Séance en hémicycle du lundi 9 janvier 2023 à 16h00
Réforme de la voie professionnelle

Carole Grandjean, ministre déléguée chargée de l'enseignement et de la formation professionnels :

Je remercie le groupe Gauche démocrate et républicaine – NUPES d'avoir proposé ce débat consacré à la prochaine réforme de la voie professionnelle. Nos échanges s'inscriront – je n'en doute pas – dans la même démarche de concertation, de dialogue et d'écoute que celle dans laquelle j'ai souhaité mener cette réforme. En effet, la consultation de l'ensemble des parties prenantes est pour moi essentielle. Ce débat parlementaire est ainsi le second après celui qui s'est tenu au Sénat sur le même sujet le 14 novembre 2022.

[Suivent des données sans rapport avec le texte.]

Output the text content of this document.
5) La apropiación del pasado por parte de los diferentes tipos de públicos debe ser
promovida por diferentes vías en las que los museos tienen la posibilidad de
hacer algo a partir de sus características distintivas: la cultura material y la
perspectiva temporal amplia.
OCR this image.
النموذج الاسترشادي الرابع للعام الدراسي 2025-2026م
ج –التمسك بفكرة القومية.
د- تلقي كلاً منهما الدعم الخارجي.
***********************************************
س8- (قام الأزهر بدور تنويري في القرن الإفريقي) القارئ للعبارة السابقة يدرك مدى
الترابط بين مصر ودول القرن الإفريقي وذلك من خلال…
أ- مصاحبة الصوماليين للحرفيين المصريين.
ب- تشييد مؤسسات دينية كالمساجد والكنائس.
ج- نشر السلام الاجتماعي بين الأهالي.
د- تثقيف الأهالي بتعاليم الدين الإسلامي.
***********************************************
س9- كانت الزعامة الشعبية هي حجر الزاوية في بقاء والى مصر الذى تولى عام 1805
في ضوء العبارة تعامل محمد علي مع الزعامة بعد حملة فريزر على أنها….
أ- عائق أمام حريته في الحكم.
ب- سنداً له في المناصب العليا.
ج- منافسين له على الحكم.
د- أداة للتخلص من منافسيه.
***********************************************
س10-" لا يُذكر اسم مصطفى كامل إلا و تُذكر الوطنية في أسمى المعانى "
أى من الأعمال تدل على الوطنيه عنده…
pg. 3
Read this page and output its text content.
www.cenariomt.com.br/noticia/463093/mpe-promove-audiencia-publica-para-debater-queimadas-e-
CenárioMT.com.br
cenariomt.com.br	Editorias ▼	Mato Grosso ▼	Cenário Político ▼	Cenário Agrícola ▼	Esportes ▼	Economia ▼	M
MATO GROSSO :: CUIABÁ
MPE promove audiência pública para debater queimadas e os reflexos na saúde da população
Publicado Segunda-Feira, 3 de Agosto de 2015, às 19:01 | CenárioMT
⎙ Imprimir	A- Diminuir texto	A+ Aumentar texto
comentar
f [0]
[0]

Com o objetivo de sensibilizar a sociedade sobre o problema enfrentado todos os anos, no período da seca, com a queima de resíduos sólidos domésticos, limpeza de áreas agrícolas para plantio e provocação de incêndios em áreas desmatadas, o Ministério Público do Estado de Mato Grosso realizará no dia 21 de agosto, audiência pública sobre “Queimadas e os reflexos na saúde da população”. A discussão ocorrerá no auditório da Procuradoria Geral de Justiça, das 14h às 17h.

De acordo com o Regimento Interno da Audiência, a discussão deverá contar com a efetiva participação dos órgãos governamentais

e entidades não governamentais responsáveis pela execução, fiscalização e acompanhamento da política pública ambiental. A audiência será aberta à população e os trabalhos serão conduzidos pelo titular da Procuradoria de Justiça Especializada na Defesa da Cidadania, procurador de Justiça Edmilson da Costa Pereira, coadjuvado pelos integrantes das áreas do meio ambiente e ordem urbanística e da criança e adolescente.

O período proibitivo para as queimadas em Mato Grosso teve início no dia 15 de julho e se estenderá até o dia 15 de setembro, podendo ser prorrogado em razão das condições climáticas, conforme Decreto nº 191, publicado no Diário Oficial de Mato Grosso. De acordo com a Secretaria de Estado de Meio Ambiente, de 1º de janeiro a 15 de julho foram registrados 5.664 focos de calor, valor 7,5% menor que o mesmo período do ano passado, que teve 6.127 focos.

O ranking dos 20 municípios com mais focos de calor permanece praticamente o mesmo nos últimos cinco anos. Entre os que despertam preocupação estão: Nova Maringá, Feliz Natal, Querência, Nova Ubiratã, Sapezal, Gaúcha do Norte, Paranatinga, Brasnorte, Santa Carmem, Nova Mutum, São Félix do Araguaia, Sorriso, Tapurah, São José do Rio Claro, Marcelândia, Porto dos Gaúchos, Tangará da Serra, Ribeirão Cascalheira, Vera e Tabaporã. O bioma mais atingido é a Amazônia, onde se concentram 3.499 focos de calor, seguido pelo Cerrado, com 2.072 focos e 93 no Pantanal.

Ce temps de débat me donne donc l'occasion de faire un nouveau point d'étape sur l'avancée des travaux de préparation de cette réforme, notamment des quatre groupes de travail que j'ai installés le 21 octobre 2022 et qui me rendront leurs rapports de synthèse et leurs propositions à la fin du mois.

Mesdames et messieurs les députés, nous pensons tous qu'il est nécessaire de faire reconnaître l'enseignement scolaire professionnel comme une véritable voie de réussite pour les jeunes, leurs familles et les employeurs. La réforme introduite par la loi pour la liberté de choisir son avenir professionnel du 5 septembre 2018 a permis de lever des contraintes administratives qui freinaient le développement de l'apprentissage. Elle en a transformé l'image et elle a permis la mobilisation par tous de cette voie pour les jeunes et leurs familles, pour les entreprises de tous les secteurs et de toutes les tailles, pour tous les types de diplômes.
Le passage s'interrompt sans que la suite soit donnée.